O confronto entre o ministro Gilmar Mendes e o juiz federal Fausto Martin De Sanctis no caso Daniel Dantas pode evoluir para um conflito institucional e é certo que haverá iniciativas na esfera do Ministério Público Federal, prevendo-se representação criminal por suposto crime de responsabilidade de Mendes. Podem ser apenas sinais do calor da hora, mas dificilmente o episódio tenderá para uma acomodação, pelo fato de a queda de braço ter causado um mal-estar como há muito não se via.
O presidente da Academia Paulista de Direito Criminal, Romualdo Sanches Calvo Filho, afirma que o episódio deixou “a população e o mundo jurídico perplexos”.
São conhecidas as divergências entre Mendes, MPF, Polícia Federal e juízes de primeira instância. A capacidade de o presidente do STF decidir contra o clamor público e sem se preocupar com opositores é admirada por magistrados e criminalistas. Ao criticar, por exemplo, a pirotecnia da PF, Mendes também condena a atuação de juízes que determinam interceptações telefônicas prolongadas e prisões que considera desnecessárias.
Agravou nesse episódio o fato de o magistrado haver “atropelado” instâncias recursais, reforçando o sentimento de que medidas tomadas por juízes de primeira instância podem ser facilmente derrubadas nas Cortes Superiores.
Esse fato pode ter estimulado a adesão de juízes federais ao assinarem o manifesto da magistratura. A questão é polêmica, mas os que se opõem ao ministro concordam com a avaliação do advogado Walter Ceneviva, que, em artigo na Folha, considerou que “há bons motivos processuais para sustentar que ainda não havia chegado a hora de a mais alta corte do país se manifestar”.
O juiz aposentado Wálter Maierovitch chega a sugerir que não está descartada a idéia de pedido de “impeachment” do presidente do STF.
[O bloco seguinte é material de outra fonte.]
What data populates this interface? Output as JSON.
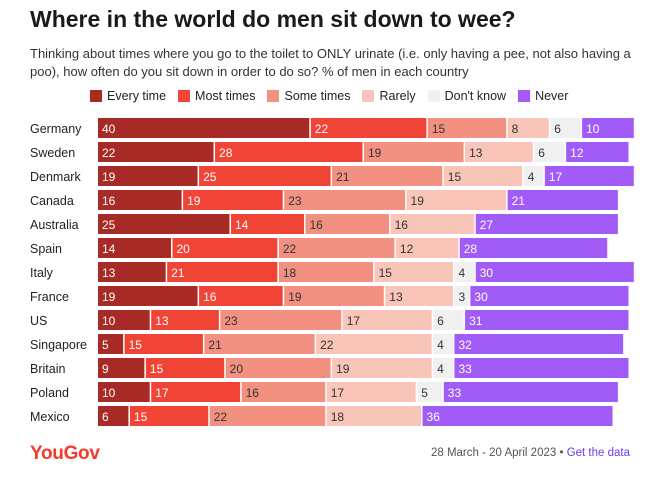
{
  "title": "Where in the world do men sit down to wee?",
  "subtitle": "Thinking about times where you go to the toilet to ONLY urinate (i.e. only having a pee, not also having a poo), how often do you sit down in order to do so? % of men in each country",
  "footer": {
    "brand": "YouGov",
    "date_range": "28 March - 20 April 2023",
    "separator": "•",
    "link_label": "Get the data"
  },
  "chart_data": {
    "type": "bar",
    "orientation": "horizontal",
    "stacked": true,
    "xlim": [
      0,
      100
    ],
    "grid": false,
    "legend_position": "top",
    "categories": [
      "Germany",
      "Sweden",
      "Denmark",
      "Canada",
      "Australia",
      "Spain",
      "Italy",
      "France",
      "US",
      "Singapore",
      "Britain",
      "Poland",
      "Mexico"
    ],
    "series": [
      {
        "name": "Every time",
        "color": "#a82a26",
        "label_color": "#ffffff",
        "values": [
          40,
          22,
          19,
          16,
          25,
          14,
          13,
          19,
          10,
          5,
          9,
          10,
          6
        ]
      },
      {
        "name": "Most times",
        "color": "#ef4436",
        "label_color": "#ffffff",
        "values": [
          22,
          28,
          25,
          19,
          14,
          20,
          21,
          16,
          13,
          15,
          15,
          17,
          15
        ]
      },
      {
        "name": "Some times",
        "color": "#f29182",
        "label_color": "#333333",
        "values": [
          15,
          19,
          21,
          23,
          16,
          22,
          18,
          19,
          23,
          21,
          20,
          16,
          22
        ]
      },
      {
        "name": "Rarely",
        "color": "#f8c5b8",
        "label_color": "#333333",
        "values": [
          8,
          13,
          15,
          19,
          16,
          12,
          15,
          13,
          17,
          22,
          19,
          17,
          18
        ]
      },
      {
        "name": "Don't know",
        "color": "#f0f0f0",
        "label_color": "#333333",
        "values": [
          6,
          6,
          4,
          0,
          0,
          0,
          4,
          3,
          6,
          4,
          4,
          5,
          0
        ]
      },
      {
        "name": "Never",
        "color": "#a15cf8",
        "label_color": "#ffffff",
        "values": [
          10,
          12,
          17,
          21,
          27,
          28,
          30,
          30,
          31,
          32,
          33,
          33,
          36
        ]
      }
    ]
  }
}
Os procuradores da República articularam-se em apoio a De Sanctis antes dos magistrados. A iniciativa dos juízes, por sua vez, antecedeu a solidariedade prestada pelas entidades da magistratura. Incomodou aos procuradores, por exemplo, o fato de Mendes afirmar que “não é a primeira vez que o juiz federal titular da 6ª Vara Criminal da Subseção Judiciária de São Paulo, Fausto Martin De Sanctis, insurge-se contra decisão emanada desta Corte”.
O procurador da República Celso Três diz que não é a primeira vez que o presidente do STF decide pelo habeas corpus, atropelando outras instâncias.
O manifesto da magistratura federal da Terceira Região, formalizando “indignação” e “discordância” com a determinação de Mendes de encaminhar cópias de sua decisão no caso Dantas para o Conselho Nacional de Justiça, ao Conselho da Justiça Federal e à Corregedoria Geral da Justiça Federal da Terceira Região, vai além da solidariedade ao juiz e deverá reavivar o debate sobre as formas de escolha de membros do STF.